Island artist Allen Whiting recalled that a couple of years ago, the M.V. Museum held a retrospective for Thomas Hart Benton, and included in the show was an early Jackson Pollock landscape that was very similar to the painting in Brehm’s trunk. 

“I know that George offered advice on painting to Vineyard artists,” Taylor said, “like Willie Huntington and John Athearn, who was just a kid at the time. He taught them basic methods of oil painting, and lent out his art supplies. I spoke with Allen Whiting about this, and he and I both thought it plausible that Jackson Pollock, probably in his early 20s, sat with George on several occasions to learn some of the basics.” 

Whiting also theorized that perhaps Pollock gifted the painting to Brehm out of respect for him as a teacher, or perhaps Brehm bought the painting for a few dollars as a way to encourage Pollock as a fledgling artist.

But why would he include the painting in his trunk? “Jackson Pollock had begun to enjoy recognition in the early 1940s,” Taylor said; “his first show at the Guggenheim was in 1943. That was right about the time that George was entering into semiretirement, and packing his trunk. I think he kept the painting at the Chilmark house because of some fond memory associated with it. It’s likely that with Pollock’s newfound celebrity, the painting suddenly took on even more significance, and perhaps that’s why George chose to save it. There’s nothing insignificant in that trunk. There are originals by the noted impressionist William Forsythe in there, as well.”

In 2018, Taylor had the painting analyzed, and it confirmed that the painting was rendered in the 1930s, which fit with Taylor’s own timeline. 

The appraisers did caution, however, that there are lots of fake Pollocks out there, and the Pollock estate is leery of any “newly discovered” pieces, as many are presented by people trying to make a fast buck. Therefore, even though the provenance for Brehm’s painting is virtually rock-solid, they could not officially authenticate it. 

The reasons they gave were that it’s not a part of the official Pollock catalogue. But then again, how could it be? It had been in Brehm’s trunk for more than 75 years. What’s more, the appraisers felt there was no specific evidence to suggest that Jackson Pollock ever actually gave George Brehm a painting, even though the Brehms and the Bentons were close friends and neighbors both in Chimark and New York City, and Pollock was like a member of the Benton family.
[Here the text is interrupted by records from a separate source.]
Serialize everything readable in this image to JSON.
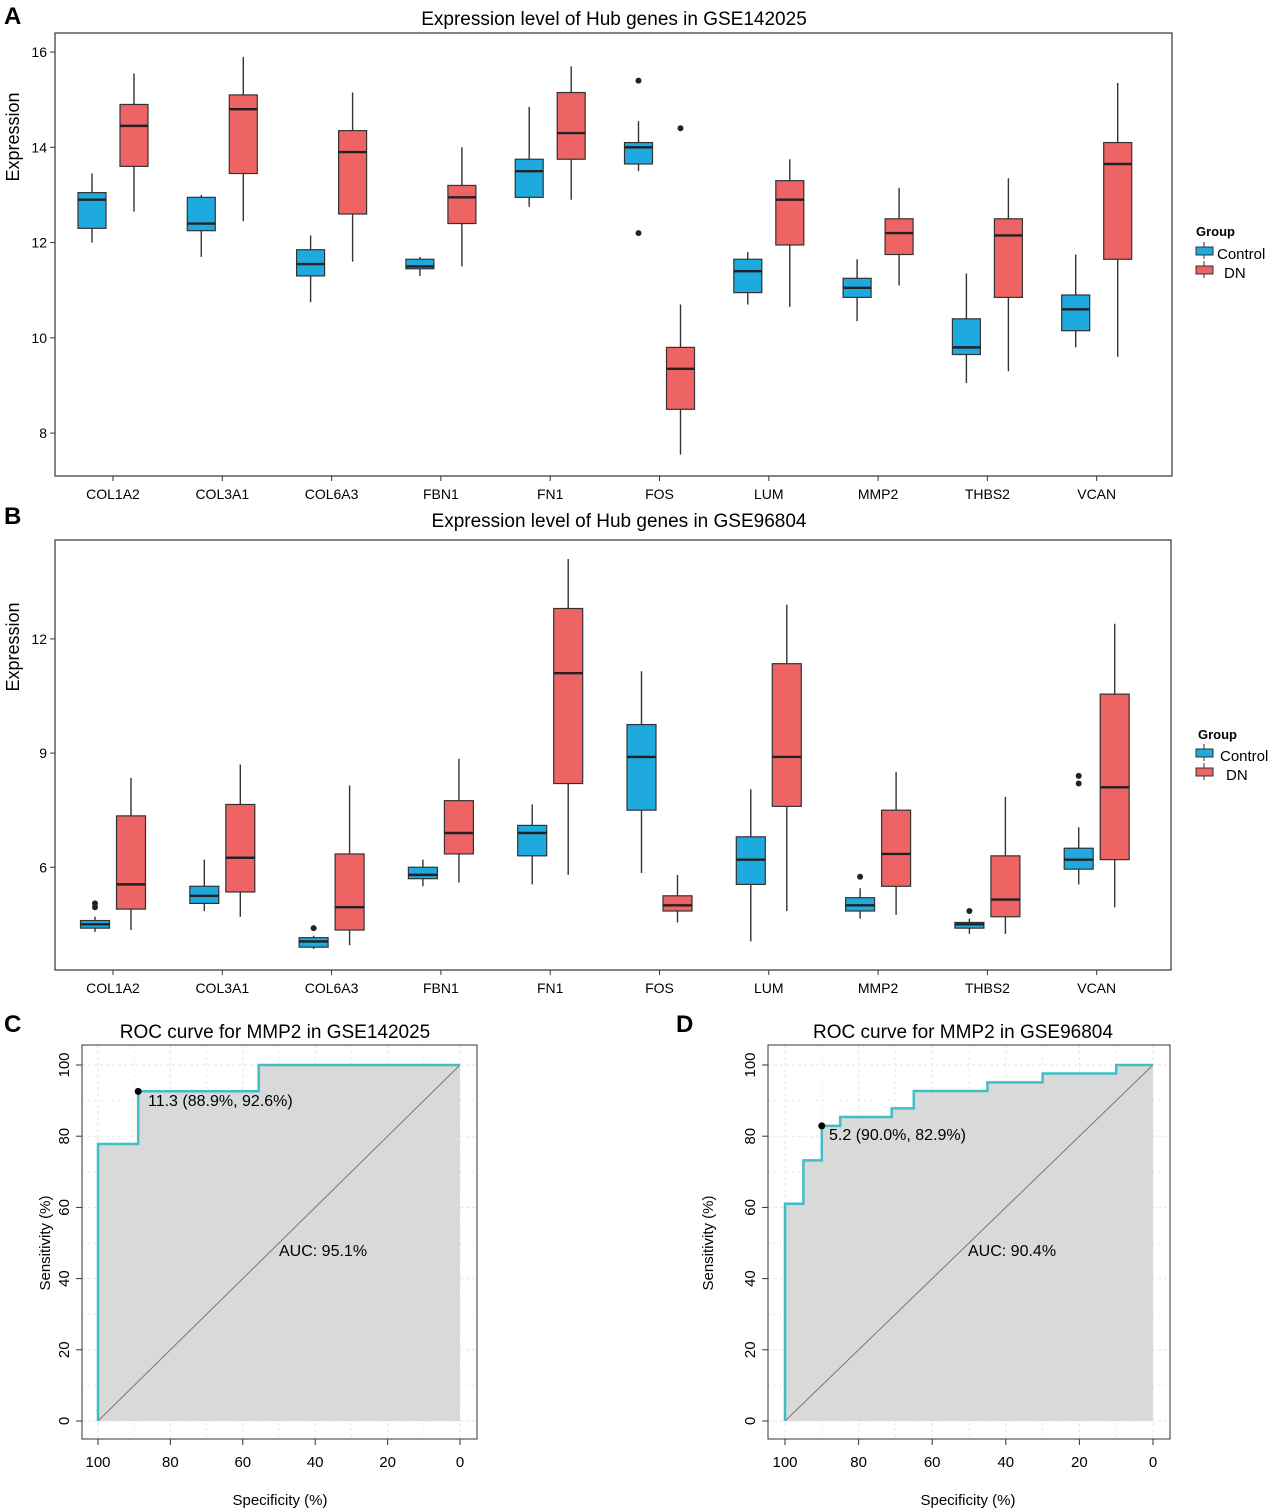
{
  "colors": {
    "control": "#1eaadf",
    "dn": "#ee6464",
    "roc_line": "#3fbfc4",
    "roc_fill": "#d9d9d9",
    "grid": "#e6e6e6"
  },
  "chart_data": [
    {
      "panel": "A",
      "type": "box",
      "title": "Expression level of Hub genes in GSE142025",
      "xlabel": "",
      "ylabel": "Expression",
      "ylim": [
        7.1,
        16.4
      ],
      "yticks": [
        8,
        10,
        12,
        14,
        16
      ],
      "grid": false,
      "legend": {
        "title": "Group",
        "position": "right",
        "entries": [
          "Control",
          "DN"
        ]
      },
      "categories": [
        "COL1A2",
        "COL3A1",
        "COL6A3",
        "FBN1",
        "FN1",
        "FOS",
        "LUM",
        "MMP2",
        "THBS2",
        "VCAN"
      ],
      "series": [
        {
          "name": "Control",
          "boxes": [
            {
              "min": 12.0,
              "q1": 12.3,
              "median": 12.9,
              "q3": 13.05,
              "max": 13.45,
              "outliers": []
            },
            {
              "min": 11.7,
              "q1": 12.25,
              "median": 12.4,
              "q3": 12.95,
              "max": 13.0,
              "outliers": []
            },
            {
              "min": 10.75,
              "q1": 11.3,
              "median": 11.55,
              "q3": 11.85,
              "max": 12.15,
              "outliers": []
            },
            {
              "min": 11.3,
              "q1": 11.45,
              "median": 11.5,
              "q3": 11.65,
              "max": 11.7,
              "outliers": []
            },
            {
              "min": 12.75,
              "q1": 12.95,
              "median": 13.5,
              "q3": 13.75,
              "max": 14.85,
              "outliers": []
            },
            {
              "min": 13.5,
              "q1": 13.65,
              "median": 14.0,
              "q3": 14.1,
              "max": 14.55,
              "outliers": [
                15.4,
                12.2
              ]
            },
            {
              "min": 10.7,
              "q1": 10.95,
              "median": 11.4,
              "q3": 11.65,
              "max": 11.8,
              "outliers": []
            },
            {
              "min": 10.35,
              "q1": 10.85,
              "median": 11.05,
              "q3": 11.25,
              "max": 11.65,
              "outliers": []
            },
            {
              "min": 9.05,
              "q1": 9.65,
              "median": 9.8,
              "q3": 10.4,
              "max": 11.35,
              "outliers": []
            },
            {
              "min": 9.8,
              "q1": 10.15,
              "median": 10.6,
              "q3": 10.9,
              "max": 11.75,
              "outliers": []
            }
          ]
        },
        {
          "name": "DN",
          "boxes": [
            {
              "min": 12.65,
              "q1": 13.6,
              "median": 14.45,
              "q3": 14.9,
              "max": 15.55,
              "outliers": []
            },
            {
              "min": 12.45,
              "q1": 13.45,
              "median": 14.8,
              "q3": 15.1,
              "max": 15.9,
              "outliers": []
            },
            {
              "min": 11.6,
              "q1": 12.6,
              "median": 13.9,
              "q3": 14.35,
              "max": 15.15,
              "outliers": []
            },
            {
              "min": 11.5,
              "q1": 12.4,
              "median": 12.95,
              "q3": 13.2,
              "max": 14.0,
              "outliers": []
            },
            {
              "min": 12.9,
              "q1": 13.75,
              "median": 14.3,
              "q3": 15.15,
              "max": 15.7,
              "outliers": []
            },
            {
              "min": 7.55,
              "q1": 8.5,
              "median": 9.35,
              "q3": 9.8,
              "max": 10.7,
              "outliers": [
                14.4
              ]
            },
            {
              "min": 10.65,
              "q1": 11.95,
              "median": 12.9,
              "q3": 13.3,
              "max": 13.75,
              "outliers": []
            },
            {
              "min": 11.1,
              "q1": 11.75,
              "median": 12.2,
              "q3": 12.5,
              "max": 13.15,
              "outliers": []
            },
            {
              "min": 9.3,
              "q1": 10.85,
              "median": 12.15,
              "q3": 12.5,
              "max": 13.35,
              "outliers": []
            },
            {
              "min": 9.6,
              "q1": 11.65,
              "median": 13.65,
              "q3": 14.1,
              "max": 15.35,
              "outliers": []
            }
          ]
        }
      ]
    },
    {
      "panel": "B",
      "type": "box",
      "title": "Expression level of Hub genes in GSE96804",
      "xlabel": "",
      "ylabel": "Expression",
      "ylim": [
        3.3,
        14.6
      ],
      "yticks": [
        6,
        9,
        12
      ],
      "grid": false,
      "legend": {
        "title": "Group",
        "position": "right",
        "entries": [
          "Control",
          "DN"
        ]
      },
      "categories": [
        "COL1A2",
        "COL3A1",
        "COL6A3",
        "FBN1",
        "FN1",
        "FOS",
        "LUM",
        "MMP2",
        "THBS2",
        "VCAN"
      ],
      "series": [
        {
          "name": "Control",
          "boxes": [
            {
              "min": 4.3,
              "q1": 4.4,
              "median": 4.5,
              "q3": 4.6,
              "max": 4.7,
              "outliers": [
                4.95,
                5.05
              ]
            },
            {
              "min": 4.85,
              "q1": 5.05,
              "median": 5.25,
              "q3": 5.5,
              "max": 6.2,
              "outliers": []
            },
            {
              "min": 3.85,
              "q1": 3.9,
              "median": 4.05,
              "q3": 4.15,
              "max": 4.2,
              "outliers": [
                4.4
              ]
            },
            {
              "min": 5.5,
              "q1": 5.7,
              "median": 5.8,
              "q3": 6.0,
              "max": 6.2,
              "outliers": []
            },
            {
              "min": 5.55,
              "q1": 6.3,
              "median": 6.9,
              "q3": 7.1,
              "max": 7.65,
              "outliers": []
            },
            {
              "min": 5.85,
              "q1": 7.5,
              "median": 8.9,
              "q3": 9.75,
              "max": 11.15,
              "outliers": []
            },
            {
              "min": 4.05,
              "q1": 5.55,
              "median": 6.2,
              "q3": 6.8,
              "max": 8.05,
              "outliers": []
            },
            {
              "min": 4.65,
              "q1": 4.85,
              "median": 5.0,
              "q3": 5.2,
              "max": 5.45,
              "outliers": [
                5.75
              ]
            },
            {
              "min": 4.25,
              "q1": 4.4,
              "median": 4.5,
              "q3": 4.55,
              "max": 4.65,
              "outliers": [
                4.85
              ]
            },
            {
              "min": 5.55,
              "q1": 5.95,
              "median": 6.2,
              "q3": 6.5,
              "max": 7.05,
              "outliers": [
                8.2,
                8.4
              ]
            }
          ]
        },
        {
          "name": "DN",
          "boxes": [
            {
              "min": 4.35,
              "q1": 4.9,
              "median": 5.55,
              "q3": 7.35,
              "max": 8.35,
              "outliers": []
            },
            {
              "min": 4.7,
              "q1": 5.35,
              "median": 6.25,
              "q3": 7.65,
              "max": 8.7,
              "outliers": []
            },
            {
              "min": 3.95,
              "q1": 4.35,
              "median": 4.95,
              "q3": 6.35,
              "max": 8.15,
              "outliers": []
            },
            {
              "min": 5.6,
              "q1": 6.35,
              "median": 6.9,
              "q3": 7.75,
              "max": 8.85,
              "outliers": []
            },
            {
              "min": 5.8,
              "q1": 8.2,
              "median": 11.1,
              "q3": 12.8,
              "max": 14.1,
              "outliers": []
            },
            {
              "min": 4.55,
              "q1": 4.85,
              "median": 5.0,
              "q3": 5.25,
              "max": 5.8,
              "outliers": []
            },
            {
              "min": 4.85,
              "q1": 7.6,
              "median": 8.9,
              "q3": 11.35,
              "max": 12.9,
              "outliers": []
            },
            {
              "min": 4.75,
              "q1": 5.5,
              "median": 6.35,
              "q3": 7.5,
              "max": 8.5,
              "outliers": []
            },
            {
              "min": 4.25,
              "q1": 4.7,
              "median": 5.15,
              "q3": 6.3,
              "max": 7.85,
              "outliers": []
            },
            {
              "min": 4.95,
              "q1": 6.2,
              "median": 8.1,
              "q3": 10.55,
              "max": 12.4,
              "outliers": []
            }
          ]
        }
      ]
    },
    {
      "panel": "C",
      "type": "line",
      "title": "ROC curve for MMP2  in GSE142025",
      "xlabel": "Specificity (%)",
      "ylabel": "Sensitivity (%)",
      "xlim": [
        100,
        0
      ],
      "ylim": [
        0,
        100
      ],
      "ticks": [
        100,
        80,
        60,
        40,
        20,
        0
      ],
      "grid": true,
      "auc_label": "AUC: 95.1%",
      "threshold_label": "11.3 (88.9%, 92.6%)",
      "threshold_point": {
        "specificity": 88.9,
        "sensitivity": 92.6
      },
      "points": [
        [
          100,
          0
        ],
        [
          100,
          77.8
        ],
        [
          88.9,
          77.8
        ],
        [
          88.9,
          92.6
        ],
        [
          55.6,
          92.6
        ],
        [
          55.6,
          100
        ],
        [
          0,
          100
        ]
      ]
    },
    {
      "panel": "D",
      "type": "line",
      "title": "ROC curve for MMP2  in GSE96804",
      "xlabel": "Specificity (%)",
      "ylabel": "Sensitivity (%)",
      "xlim": [
        100,
        0
      ],
      "ylim": [
        0,
        100
      ],
      "ticks": [
        100,
        80,
        60,
        40,
        20,
        0
      ],
      "grid": true,
      "auc_label": "AUC: 90.4%",
      "threshold_label": "5.2 (90.0%, 82.9%)",
      "threshold_point": {
        "specificity": 90.0,
        "sensitivity": 82.9
      },
      "points": [
        [
          100,
          0
        ],
        [
          100,
          61
        ],
        [
          95,
          61
        ],
        [
          95,
          73.2
        ],
        [
          90,
          73.2
        ],
        [
          90,
          82.9
        ],
        [
          85,
          82.9
        ],
        [
          85,
          85.4
        ],
        [
          71,
          85.4
        ],
        [
          71,
          87.8
        ],
        [
          65,
          87.8
        ],
        [
          65,
          92.7
        ],
        [
          45,
          92.7
        ],
        [
          45,
          95.1
        ],
        [
          30,
          95.1
        ],
        [
          30,
          97.6
        ],
        [
          10,
          97.6
        ],
        [
          10,
          100
        ],
        [
          0,
          100
        ]
      ]
    }
  ]
}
“I’ve shown the painting around, but I’m not sure I’d want to sell it. If it were one of Pollock’s drip paintings, I’d be at Christies in a flash,” Taylor said. “It’s a great little token from the days when the Brehms and Bentons and their artist friends picnicked, swam, and painted at Stonewall Beach back in the 1920s and ’30s. It’s a little piece of a fascinating chapter of Vineyard history, and my great-grandfather was a big part of it.”